В свете лампады фигура Гийома, склонившаяся над ним, то расплывалась, то приобретала четкие очертания, когда Джованни пальцами стирал слёзы, катящиеся непрерывным потоком, с ресниц правого глаза. Это было единственным, что он был сейчас способен делать, лёжа на животе, уткнув лицо в подушку. Нижняя половина тела чувствовалась как одно большое пламя, пульсирующими волнами качающая сильную боль, пробирающую до костей, в свою верхнюю половину, несмотря на то, что Гийом наложил на раны целебную мазь. Сам солдат де Мезьера сидел на полу рядом, слегка покачиваясь, и недоумевающе повторял: — За что? Он же сам сказал, что мы можем погулять!

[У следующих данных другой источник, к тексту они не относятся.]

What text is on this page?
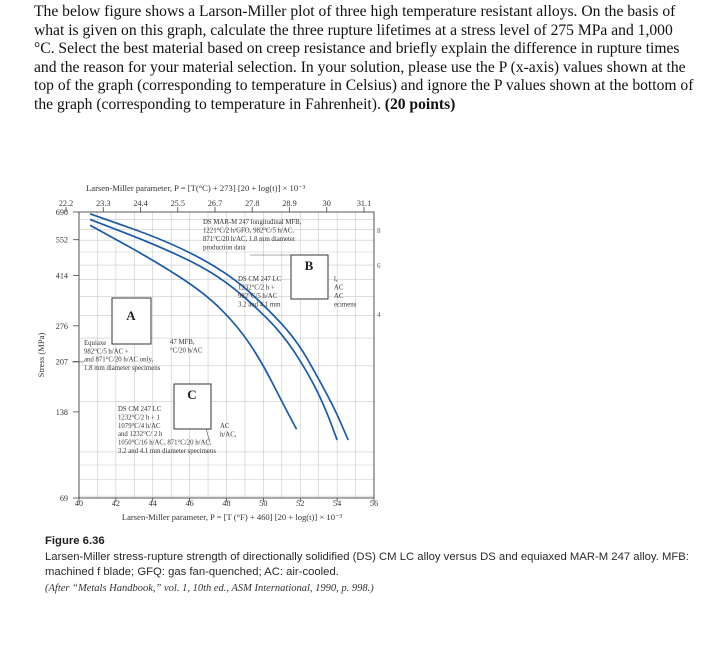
The below figure shows a Larson-Miller plot of three high temperature resistant alloys. On the basis of what is given on this graph, calculate the three rupture lifetimes at a stress level of 275 MPa and 1,000 °C. Select the best material based on creep resistance and briefly explain the difference in rupture times and the reason for your material selection. In your solution, please use the P (x-axis) values shown at the top of the graph (corresponding to temperature in Celsius) and ignore the P values shown at the bottom of the graph (corresponding to temperature in Fahrenheit). (20 points)
22.2	23.3	24.4	25.5	26.7	27.8	28.9	30	31.1
Larsen-Miller parameter, P = [T(°C) + 273] [20 + log(t)] × 10⁻³
40	42	44	46	48	50	52	54	56
Larsen-Miller parameter, P = [T (°F) + 460] [20 + log(t)] × 10⁻³
690
552
414
276
207
138
69
Stress (MPa)
8
6
4
DS MAR-M 247 longitudinal MFB,
1221°C/2 h/GFO, 982°C/5 h/AC,
871°C/20 h/AC, 1.8 mm diameter
production data
DS CM 247 LC
1232°C/2 h +
982°C/5 h/AC
3.2 and 4.1 mm
l,
AC
AC
ecimens
Equiaxe
982°C/5 h/AC +
and 871°C/20 h/AC only,
1.8 mm diameter specimens
47 MFB,
°C/20 h/AC
DS CM 247 LC
1232°C/2 h + 1
1079°C/4 h/AC
and 1232°C/ 2 h
1050°C/16 h/AC, 871°C/20 h/AC,
3.2 and 4.1 mm diameter specimens
AC
h/AC,
A
B
C
Figure 6.36
Larsen-Miller stress-rupture strength of directionally solidified (DS) CM LC alloy versus DS and equiaxed MAR-M 247 alloy. MFB: machined f blade; GFQ: gas fan-quenched; AC: air-cooled.
(After “Metals Handbook,” vol. 1, 10th ed., ASM International, 1990, p. 998.)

Джованни лежал и понимал, что уже не может сдерживать стоны, нужно было попросить об ином средстве, чтобы не сойти с ума до того, как наступит новый день:
— Гийом, у вас есть отвар из маковых зерен? Или кто-то может его подготовить? Или дай мне хотя бы крепкого вина! Я очень тебя прошу!
— У нас есть, — ответил он со вздохом, и плечи его поникли: — Но я не могу тебе его дать без позволения господина де Мезьера.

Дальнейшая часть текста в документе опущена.